Como podem os media responder à mudança dos consumidores, à pressão das grandes plataformas digitais e ao impacto crescente da IA? Este foi o ponto de partida da conversa entre Pedro Madeira, Diretor da Minsait, e Luís Amorim, Diretor de Desenvolvimento Digital da MediaLivre, numa Live Talk realizada no âmbito do Congresso APDC.
Luís Amorim enquadrou os desafios atuais da indústria dos media, lembrando que o setor tem atravessado várias fases de transformação profunda. Primeiro, a passagem do papel para o digital. Depois, a transição para o mobile. Mais tarde, a ascensão das redes sociais. E, recentemente, a quebra do tráfego vindo dessas plataformas. Agora, surge uma nova transformação, com impacto não apenas no setor, mas na sociedade: a IA.

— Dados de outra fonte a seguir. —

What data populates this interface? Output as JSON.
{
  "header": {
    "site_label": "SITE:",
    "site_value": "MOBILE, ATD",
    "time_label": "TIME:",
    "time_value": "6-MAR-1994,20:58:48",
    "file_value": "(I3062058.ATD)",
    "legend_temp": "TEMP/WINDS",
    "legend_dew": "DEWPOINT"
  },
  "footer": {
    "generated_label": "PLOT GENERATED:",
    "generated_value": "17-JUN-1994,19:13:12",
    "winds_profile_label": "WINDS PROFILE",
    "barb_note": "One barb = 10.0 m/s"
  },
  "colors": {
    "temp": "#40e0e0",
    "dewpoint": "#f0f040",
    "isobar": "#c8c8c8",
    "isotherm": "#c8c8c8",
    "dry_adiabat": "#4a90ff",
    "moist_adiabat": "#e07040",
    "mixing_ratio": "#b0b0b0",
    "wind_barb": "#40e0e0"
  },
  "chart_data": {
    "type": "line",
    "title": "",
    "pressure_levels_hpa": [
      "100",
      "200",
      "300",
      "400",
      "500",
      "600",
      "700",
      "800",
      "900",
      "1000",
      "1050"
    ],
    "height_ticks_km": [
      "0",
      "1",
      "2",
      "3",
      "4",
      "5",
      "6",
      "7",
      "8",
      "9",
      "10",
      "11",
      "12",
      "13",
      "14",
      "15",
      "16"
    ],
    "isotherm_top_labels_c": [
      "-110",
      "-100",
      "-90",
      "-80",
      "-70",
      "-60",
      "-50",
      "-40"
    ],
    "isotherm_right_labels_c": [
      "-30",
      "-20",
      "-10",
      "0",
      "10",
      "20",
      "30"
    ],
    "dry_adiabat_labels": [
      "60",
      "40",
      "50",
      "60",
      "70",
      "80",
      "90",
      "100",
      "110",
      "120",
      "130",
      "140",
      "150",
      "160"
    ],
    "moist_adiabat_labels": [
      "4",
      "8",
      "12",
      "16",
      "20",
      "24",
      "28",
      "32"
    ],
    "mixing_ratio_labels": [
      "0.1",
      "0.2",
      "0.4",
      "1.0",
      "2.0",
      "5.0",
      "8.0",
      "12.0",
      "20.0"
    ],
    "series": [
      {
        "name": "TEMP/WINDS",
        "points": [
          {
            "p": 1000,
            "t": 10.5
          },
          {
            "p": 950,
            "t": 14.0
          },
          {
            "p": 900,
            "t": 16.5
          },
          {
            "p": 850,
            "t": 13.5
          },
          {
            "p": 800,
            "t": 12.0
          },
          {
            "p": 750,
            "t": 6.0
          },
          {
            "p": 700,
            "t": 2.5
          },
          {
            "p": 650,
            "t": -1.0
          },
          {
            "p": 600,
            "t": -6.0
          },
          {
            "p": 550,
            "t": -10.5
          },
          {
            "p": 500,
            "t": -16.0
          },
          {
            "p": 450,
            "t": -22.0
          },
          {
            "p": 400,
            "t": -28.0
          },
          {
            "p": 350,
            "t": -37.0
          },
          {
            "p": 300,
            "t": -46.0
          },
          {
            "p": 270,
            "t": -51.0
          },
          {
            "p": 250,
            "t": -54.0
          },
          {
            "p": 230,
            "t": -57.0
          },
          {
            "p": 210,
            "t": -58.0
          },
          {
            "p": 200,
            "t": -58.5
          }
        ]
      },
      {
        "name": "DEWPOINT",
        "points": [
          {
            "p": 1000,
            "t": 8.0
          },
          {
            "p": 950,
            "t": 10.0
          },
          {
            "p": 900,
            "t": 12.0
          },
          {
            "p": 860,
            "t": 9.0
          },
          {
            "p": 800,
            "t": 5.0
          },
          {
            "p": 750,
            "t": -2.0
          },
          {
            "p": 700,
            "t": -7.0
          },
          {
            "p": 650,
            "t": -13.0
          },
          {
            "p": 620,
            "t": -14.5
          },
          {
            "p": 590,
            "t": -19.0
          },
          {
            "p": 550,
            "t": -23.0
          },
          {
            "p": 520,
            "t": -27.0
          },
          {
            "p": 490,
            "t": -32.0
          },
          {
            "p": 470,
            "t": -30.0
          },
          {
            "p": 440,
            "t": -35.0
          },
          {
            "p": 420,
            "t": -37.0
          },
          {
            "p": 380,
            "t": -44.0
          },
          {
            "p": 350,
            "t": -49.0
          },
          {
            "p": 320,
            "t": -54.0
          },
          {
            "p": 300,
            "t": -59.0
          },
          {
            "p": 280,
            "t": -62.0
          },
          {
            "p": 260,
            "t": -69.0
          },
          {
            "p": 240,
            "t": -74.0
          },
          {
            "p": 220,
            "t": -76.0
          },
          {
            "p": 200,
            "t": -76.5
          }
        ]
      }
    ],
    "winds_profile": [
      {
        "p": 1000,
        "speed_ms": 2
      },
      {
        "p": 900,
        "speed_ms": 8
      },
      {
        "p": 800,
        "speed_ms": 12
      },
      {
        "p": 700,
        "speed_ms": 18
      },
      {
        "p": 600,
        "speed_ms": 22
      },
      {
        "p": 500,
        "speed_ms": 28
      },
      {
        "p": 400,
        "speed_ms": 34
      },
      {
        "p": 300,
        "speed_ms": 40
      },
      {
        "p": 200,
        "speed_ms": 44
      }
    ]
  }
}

E se a publicidade continua a ser a principal fonte de rendimento da MediaLivre, o modelo tradicional está sob pressão. Luís Amorim referiu que a publicidade display digital tem vindo a perder valor, numa tendência que considera global e nacional. A esta pressão junta-se o peso das grandes plataformas tecnológicas, que concentram uma parte muito significativa do investimento digital.
Para responder a este contexto, a MediaLivre tem procurado diversificar fontes de receita. O branded content é uma das apostas mais relevantes e já representa uma parte importante da faturação. Está também a desenvolver áreas como assinaturas digitais, eventos, afiliação, e-commerce e outros modelos de negócio associados aos media.
A conversa abordou ainda a transformação do consumo de conteúdos. É que o consumidor está cada vez mais fragmentado, tanto nas preferências como nos momentos de consumo. Esta mudança obriga os grupos de media a repensar a forma como produzem, distribuem e adaptam os seus conteúdos.
Neste contexto, o paradigma está a mudar. Em vez de pensar primeiro num formato específico - como vídeo, texto ou áudio, a lógica passa por partir de um conteúdo e adaptá-lo às diferentes formas como o consumidor quer aceder à informação. O mesmo tema pode, assim, ser convertido em vídeo, artigo escrito, áudio, resumo ou outros formatos.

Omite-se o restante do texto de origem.